Op dezelfde dwingende wijze, dat wil zeggen met een ijzeren anti-logica, gaat de auteur voort met het bepleiten van een nieuwe maatschappelijke orde waarin geen enkele vorm van dwang of heerschappij zal bestaan. Geen autoritair socialisme, maar een libertair, individualistisch socialisme is de wenselijke maatschappijvorm. Geheel in navolging van het gedachtengoed van Walter Pater maar ook van Chuang Tzu benadrukt Wilde dat de mens zichzelf dient te vervolmaken, niet door wat hij bezit, maar door wat hij is, zoals in de navolgende, wederom door schrijver dezes gecursiveerde passage:

Wat een mens werkelijk bezit is wat er in hem zit. Wat buiten hem is behoort een ding van geen belang voor hem te zijn.
Met de afschaffing van het particulier eigendom zullen wij dan een waarachtig, schoon en gezond Individualisme krijgen. Niemand zal zijn leven verdoen met de opeenstapeling van dingen en de symbolen voor dingen. Men zal leven. En leven is de zeldzaamste zaak ter wereld. De meeste mensen bestaan slechts, dat is alles (14; 1178).

Voor deze zelfontplooiïng zijn volgens Wilde de schone kunsten onontbeerlijk. De meeste grote kunstenaars waren rebellen, die voortdurend moesten strijden tegen de domheid, de hypocrisie en het filistijnendom in de maatschappij. De volmaakte persoonlijkheid houdt de handen hiervan vrij. ‘De toon van de volmaakte persoonlijkheid is er niet één van opstandigheid, maar van vrede’(16; 1179).
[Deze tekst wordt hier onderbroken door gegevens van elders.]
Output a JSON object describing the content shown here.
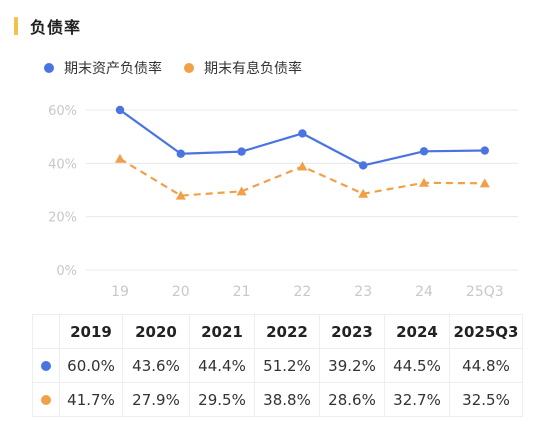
{
  "header": {
    "title": "负债率"
  },
  "colors": {
    "accent": "#f2c24a",
    "series1": "#4a74e0",
    "series2": "#f0a048",
    "grid": "#e8e8e8",
    "tick": "#c8c8c8"
  },
  "legend": [
    {
      "label": "期末资产负债率",
      "color": "#4a74e0"
    },
    {
      "label": "期末有息负债率",
      "color": "#f0a048"
    }
  ],
  "chart_data": {
    "type": "line",
    "title": "负债率",
    "categories": [
      "19",
      "20",
      "21",
      "22",
      "23",
      "24",
      "25Q3"
    ],
    "yticks": [
      "0%",
      "20%",
      "40%",
      "60%"
    ],
    "ylim": [
      0,
      60
    ],
    "grid": true,
    "legend_position": "top-left",
    "series": [
      {
        "name": "期末资产负债率",
        "values": [
          60.0,
          43.6,
          44.4,
          51.2,
          39.2,
          44.5,
          44.8
        ],
        "style": "solid",
        "marker": "circle"
      },
      {
        "name": "期末有息负债率",
        "values": [
          41.7,
          27.9,
          29.5,
          38.8,
          28.6,
          32.7,
          32.5
        ],
        "style": "dashed",
        "marker": "triangle"
      }
    ]
  },
  "table": {
    "headers": [
      "2019",
      "2020",
      "2021",
      "2022",
      "2023",
      "2024",
      "2025Q3"
    ],
    "rows": [
      [
        "60.0%",
        "43.6%",
        "44.4%",
        "51.2%",
        "39.2%",
        "44.5%",
        "44.8%"
      ],
      [
        "41.7%",
        "27.9%",
        "29.5%",
        "38.8%",
        "28.6%",
        "32.7%",
        "32.5%"
      ]
    ]
  }
}
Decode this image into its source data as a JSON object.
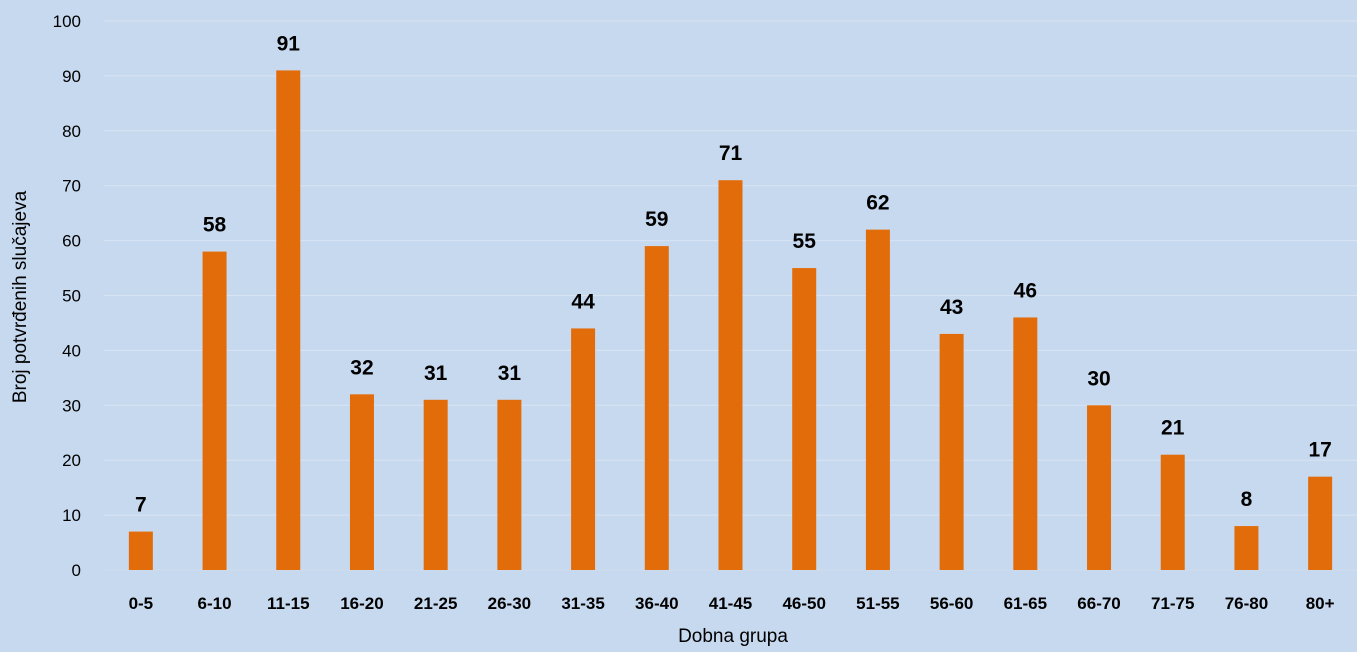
{
  "chart_data": {
    "type": "bar",
    "title": "",
    "xlabel": "Dobna grupa",
    "ylabel": "Broj potvrđenih slučajeva",
    "categories": [
      "0-5",
      "6-10",
      "11-15",
      "16-20",
      "21-25",
      "26-30",
      "31-35",
      "36-40",
      "41-45",
      "46-50",
      "51-55",
      "56-60",
      "61-65",
      "66-70",
      "71-75",
      "76-80",
      "80+"
    ],
    "values": [
      7,
      58,
      91,
      32,
      31,
      31,
      44,
      59,
      71,
      55,
      62,
      43,
      46,
      30,
      21,
      8,
      17
    ],
    "ylim": [
      0,
      100
    ],
    "yticks": [
      0,
      10,
      20,
      30,
      40,
      50,
      60,
      70,
      80,
      90,
      100
    ],
    "grid": true,
    "legend": "none",
    "data_labels": true,
    "colors": {
      "bar": "#e36c0a",
      "background": "#c7d9ef",
      "grid": "#d9e4f2"
    }
  }
}
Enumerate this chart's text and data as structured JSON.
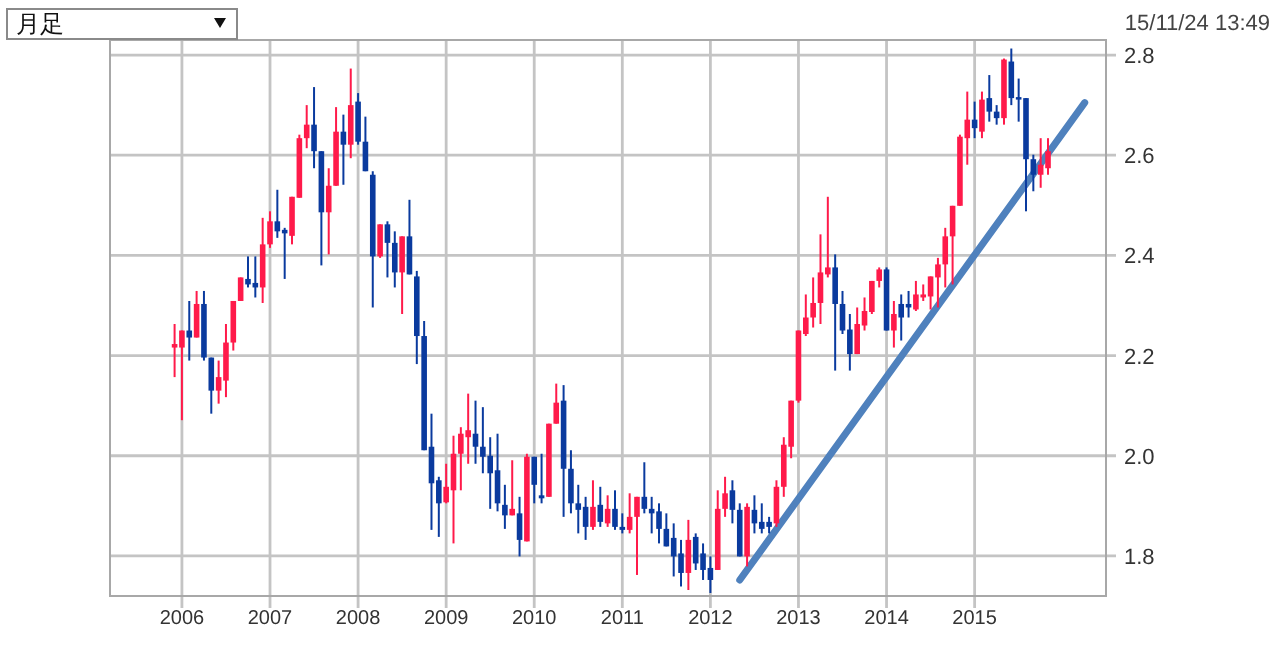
{
  "chart_data": {
    "type": "candlestick",
    "annotations": [
      "月足",
      "15/11/24 13:49"
    ],
    "xlim": [
      "2005-03-07",
      "2016-06-28"
    ],
    "xticks": [
      "2006",
      "2007",
      "2008",
      "2009",
      "2010",
      "2011",
      "2012",
      "2013",
      "2014",
      "2015"
    ],
    "ylim": [
      1.72,
      2.83
    ],
    "yticks": [
      1.8,
      {
        "value": 2,
        "label": "2.0"
      },
      2.2,
      2.4,
      2.6,
      2.8
    ],
    "grid": true,
    "series": [
      {
        "type": "candlestick",
        "color": "#ff1a4a",
        "x": [
          "2005-12",
          "2006-01",
          "2006-03",
          "2006-06",
          "2006-07",
          "2006-08",
          "2006-09",
          "2006-12",
          "2007-01",
          "2007-04",
          "2007-05",
          "2007-06",
          "2007-09",
          "2007-10",
          "2007-12",
          "2008-04",
          "2008-07",
          "2009-01",
          "2009-02",
          "2009-03",
          "2009-04",
          "2009-10",
          "2009-12",
          "2010-03",
          "2010-04",
          "2010-09",
          "2010-11",
          "2011-02",
          "2011-03",
          "2011-10",
          "2012-02",
          "2012-03",
          "2012-06",
          "2012-10",
          "2012-11",
          "2012-12",
          "2013-01",
          "2013-02",
          "2013-03",
          "2013-04",
          "2013-05",
          "2013-09",
          "2013-10",
          "2013-11",
          "2013-12",
          "2014-02",
          "2014-05",
          "2014-06",
          "2014-07",
          "2014-08",
          "2014-09",
          "2014-10",
          "2014-11",
          "2014-12",
          "2015-02",
          "2015-05",
          "2015-10",
          "2015-11"
        ],
        "ohlc": [
          [
            2.216,
            2.263,
            2.157,
            2.223
          ],
          [
            2.216,
            2.25,
            2.071,
            2.25
          ],
          [
            2.236,
            2.329,
            2.236,
            2.303
          ],
          [
            2.13,
            2.19,
            2.104,
            2.157
          ],
          [
            2.15,
            2.263,
            2.117,
            2.226
          ],
          [
            2.226,
            2.309,
            2.21,
            2.309
          ],
          [
            2.309,
            2.356,
            2.309,
            2.356
          ],
          [
            2.336,
            2.475,
            2.305,
            2.422
          ],
          [
            2.422,
            2.488,
            2.415,
            2.468
          ],
          [
            2.439,
            2.517,
            2.422,
            2.517
          ],
          [
            2.515,
            2.641,
            2.515,
            2.634
          ],
          [
            2.634,
            2.7,
            2.614,
            2.661
          ],
          [
            2.486,
            2.574,
            2.402,
            2.539
          ],
          [
            2.539,
            2.696,
            2.539,
            2.647
          ],
          [
            2.621,
            2.773,
            2.594,
            2.7
          ],
          [
            2.398,
            2.462,
            2.395,
            2.462
          ],
          [
            2.366,
            2.438,
            2.283,
            2.438
          ],
          [
            1.907,
            1.984,
            1.905,
            1.938
          ],
          [
            1.931,
            2.04,
            1.825,
            2.004
          ],
          [
            2.004,
            2.057,
            1.931,
            2.044
          ],
          [
            2.037,
            2.124,
            1.984,
            2.051
          ],
          [
            1.881,
            1.991,
            1.881,
            1.894
          ],
          [
            1.829,
            2.004,
            1.829,
            1.998
          ],
          [
            1.918,
            2.064,
            1.918,
            2.064
          ],
          [
            2.064,
            2.144,
            2.064,
            2.106
          ],
          [
            1.858,
            1.951,
            1.852,
            1.898
          ],
          [
            1.865,
            1.921,
            1.858,
            1.894
          ],
          [
            1.852,
            1.925,
            1.845,
            1.878
          ],
          [
            1.878,
            1.918,
            1.762,
            1.918
          ],
          [
            1.766,
            1.872,
            1.732,
            1.832
          ],
          [
            1.772,
            1.931,
            1.772,
            1.894
          ],
          [
            1.894,
            1.958,
            1.878,
            1.925
          ],
          [
            1.799,
            1.905,
            1.779,
            1.898
          ],
          [
            1.865,
            1.951,
            1.858,
            1.938
          ],
          [
            1.938,
            2.037,
            1.918,
            2.022
          ],
          [
            2.018,
            2.11,
            1.995,
            2.11
          ],
          [
            2.11,
            2.25,
            2.106,
            2.25
          ],
          [
            2.243,
            2.322,
            2.239,
            2.276
          ],
          [
            2.276,
            2.356,
            2.256,
            2.305
          ],
          [
            2.305,
            2.442,
            2.263,
            2.366
          ],
          [
            2.362,
            2.517,
            2.356,
            2.376
          ],
          [
            2.203,
            2.296,
            2.203,
            2.263
          ],
          [
            2.26,
            2.316,
            2.25,
            2.289
          ],
          [
            2.287,
            2.349,
            2.283,
            2.349
          ],
          [
            2.349,
            2.376,
            2.336,
            2.372
          ],
          [
            2.25,
            2.309,
            2.216,
            2.283
          ],
          [
            2.292,
            2.349,
            2.289,
            2.322
          ],
          [
            2.316,
            2.342,
            2.309,
            2.322
          ],
          [
            2.318,
            2.358,
            2.292,
            2.358
          ],
          [
            2.356,
            2.395,
            2.296,
            2.382
          ],
          [
            2.382,
            2.455,
            2.336,
            2.438
          ],
          [
            2.438,
            2.499,
            2.342,
            2.499
          ],
          [
            2.499,
            2.641,
            2.499,
            2.637
          ],
          [
            2.634,
            2.727,
            2.581,
            2.671
          ],
          [
            2.647,
            2.727,
            2.634,
            2.711
          ],
          [
            2.674,
            2.793,
            2.661,
            2.791
          ],
          [
            2.561,
            2.634,
            2.535,
            2.581
          ],
          [
            2.574,
            2.634,
            2.561,
            2.608
          ]
        ]
      },
      {
        "type": "candlestick",
        "color": "#0a3a9e",
        "x": [
          "2006-02",
          "2006-04",
          "2006-05",
          "2006-10",
          "2006-11",
          "2007-02",
          "2007-03",
          "2007-07",
          "2007-08",
          "2007-11",
          "2008-01",
          "2008-02",
          "2008-03",
          "2008-05",
          "2008-06",
          "2008-08",
          "2008-09",
          "2008-10",
          "2008-11",
          "2008-12",
          "2009-05",
          "2009-06",
          "2009-07",
          "2009-08",
          "2009-09",
          "2009-11",
          "2010-01",
          "2010-02",
          "2010-05",
          "2010-06",
          "2010-07",
          "2010-08",
          "2010-10",
          "2010-12",
          "2011-01",
          "2011-04",
          "2011-05",
          "2011-06",
          "2011-07",
          "2011-08",
          "2011-09",
          "2011-11",
          "2011-12",
          "2012-01",
          "2012-04",
          "2012-05",
          "2012-07",
          "2012-08",
          "2012-09",
          "2013-06",
          "2013-07",
          "2013-08",
          "2014-01",
          "2014-03",
          "2014-04",
          "2015-01",
          "2015-03",
          "2015-04",
          "2015-06",
          "2015-07",
          "2015-08",
          "2015-09"
        ],
        "ohlc": [
          [
            2.25,
            2.309,
            2.19,
            2.236
          ],
          [
            2.303,
            2.329,
            2.19,
            2.196
          ],
          [
            2.196,
            2.196,
            2.084,
            2.13
          ],
          [
            2.353,
            2.398,
            2.336,
            2.342
          ],
          [
            2.345,
            2.398,
            2.316,
            2.336
          ],
          [
            2.468,
            2.531,
            2.435,
            2.448
          ],
          [
            2.451,
            2.455,
            2.353,
            2.444
          ],
          [
            2.661,
            2.736,
            2.574,
            2.608
          ],
          [
            2.608,
            2.608,
            2.38,
            2.486
          ],
          [
            2.647,
            2.681,
            2.541,
            2.621
          ],
          [
            2.707,
            2.724,
            2.621,
            2.627
          ],
          [
            2.627,
            2.677,
            2.568,
            2.568
          ],
          [
            2.561,
            2.568,
            2.296,
            2.398
          ],
          [
            2.462,
            2.468,
            2.356,
            2.425
          ],
          [
            2.425,
            2.448,
            2.336,
            2.366
          ],
          [
            2.438,
            2.511,
            2.362,
            2.362
          ],
          [
            2.358,
            2.369,
            2.183,
            2.239
          ],
          [
            2.239,
            2.269,
            2.011,
            2.011
          ],
          [
            2.018,
            2.084,
            1.852,
            1.945
          ],
          [
            1.951,
            1.958,
            1.838,
            1.905
          ],
          [
            2.044,
            2.11,
            1.984,
            2.018
          ],
          [
            2.018,
            2.097,
            1.965,
            1.998
          ],
          [
            2.0,
            2.037,
            1.894,
            1.965
          ],
          [
            1.971,
            2.044,
            1.889,
            1.905
          ],
          [
            1.902,
            1.942,
            1.854,
            1.881
          ],
          [
            1.885,
            1.918,
            1.799,
            1.832
          ],
          [
            1.998,
            1.998,
            1.905,
            1.942
          ],
          [
            1.921,
            2.004,
            1.905,
            1.915
          ],
          [
            2.11,
            2.141,
            1.878,
            1.974
          ],
          [
            1.974,
            2.011,
            1.885,
            1.905
          ],
          [
            1.905,
            1.942,
            1.845,
            1.892
          ],
          [
            1.898,
            1.918,
            1.832,
            1.858
          ],
          [
            1.902,
            1.938,
            1.858,
            1.868
          ],
          [
            1.894,
            1.931,
            1.852,
            1.858
          ],
          [
            1.858,
            1.885,
            1.845,
            1.852
          ],
          [
            1.918,
            1.987,
            1.885,
            1.894
          ],
          [
            1.894,
            1.918,
            1.845,
            1.885
          ],
          [
            1.889,
            1.905,
            1.825,
            1.854
          ],
          [
            1.854,
            1.885,
            1.819,
            1.819
          ],
          [
            1.836,
            1.865,
            1.759,
            1.799
          ],
          [
            1.805,
            1.832,
            1.739,
            1.766
          ],
          [
            1.838,
            1.845,
            1.772,
            1.785
          ],
          [
            1.805,
            1.825,
            1.752,
            1.772
          ],
          [
            1.776,
            1.799,
            1.726,
            1.752
          ],
          [
            1.931,
            1.951,
            1.865,
            1.892
          ],
          [
            1.892,
            1.905,
            1.799,
            1.799
          ],
          [
            1.892,
            1.921,
            1.845,
            1.865
          ],
          [
            1.868,
            1.905,
            1.845,
            1.854
          ],
          [
            1.868,
            1.878,
            1.845,
            1.858
          ],
          [
            2.376,
            2.402,
            2.17,
            2.303
          ],
          [
            2.303,
            2.329,
            2.243,
            2.25
          ],
          [
            2.252,
            2.283,
            2.17,
            2.203
          ],
          [
            2.372,
            2.376,
            2.25,
            2.25
          ],
          [
            2.303,
            2.322,
            2.23,
            2.276
          ],
          [
            2.303,
            2.329,
            2.276,
            2.296
          ],
          [
            2.671,
            2.707,
            2.634,
            2.654
          ],
          [
            2.714,
            2.76,
            2.667,
            2.687
          ],
          [
            2.687,
            2.7,
            2.661,
            2.674
          ],
          [
            2.787,
            2.813,
            2.7,
            2.714
          ],
          [
            2.716,
            2.753,
            2.667,
            2.711
          ],
          [
            2.714,
            2.714,
            2.488,
            2.592
          ],
          [
            2.592,
            2.601,
            2.528,
            2.561
          ]
        ]
      },
      {
        "type": "line",
        "color": "#4f81bd",
        "x": [
          "2012-05",
          "2016-04"
        ],
        "values": [
          1.752,
          2.705
        ]
      }
    ]
  }
}
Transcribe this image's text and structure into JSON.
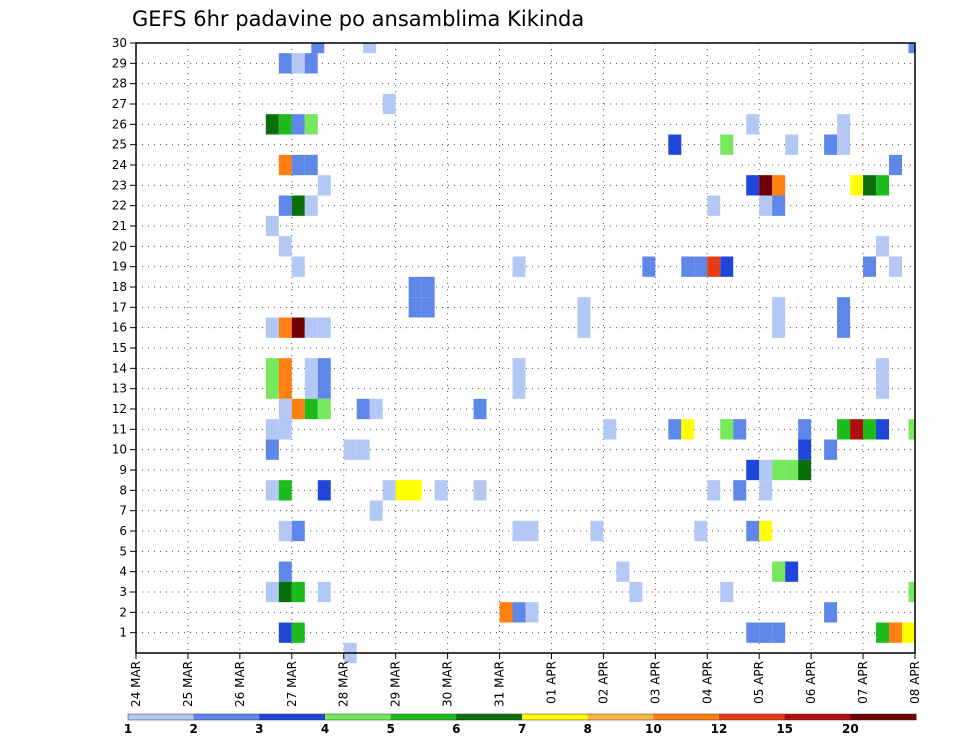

Van deze volmaakte persoonlijkheid presenteert de auteur vervolgens Jezus Christus als het grootste voorbeeld.

Christus als de volmaakte Kunstenaar, Leugenaar en Socialist
Om te kunnen begrijpen welke rol de figuur van Christus in het denken van Wilde heeft gespeeld, moeten we even een typisch Wildeaanse sluitrede opzetten. In zijn Platonische dialoog ‘The Decay of Lying’ (oorspronkelijk uit 1889) verdedigt Wilde de stelling dat het niet het doel van de kunst mag zijn om slaafs en waarheidsgetrouw de realiteit na te bootsen (de conventioneel-Victoriaanse visie op de rol van de beeldende kunsten en de literatuur), maar dat het leven de kunst moet imiteren – ja, dat in wezen zelf al doet, waarmee Wilde beeldend en overdreven wilde uitdrukken dat we door de kunst de werkelijkheid pas gaan zien, of anders gaan zien. Het zou te ver voeren hier nader in te gaan op alle implicaties van deze uitermate boeiende dialoog, maar de kern ervan is dat Kunst een Leugen is (en de leugen geen verwerpelijke zaak, omdat moraliteit in de kunsten geen rol mag spelen – zoals Wilde het formuleerde in het Voorwoord bij zijn decadentistische roman The Picture of Dorian Gray uit 1891: ‘Er bestaat niet zoiets als een moreel of een immoreel boek. Boeken zijn goed geschreven of ze zijn slecht geschreven. Dat is alles.’ ; Complete Works, p. 17).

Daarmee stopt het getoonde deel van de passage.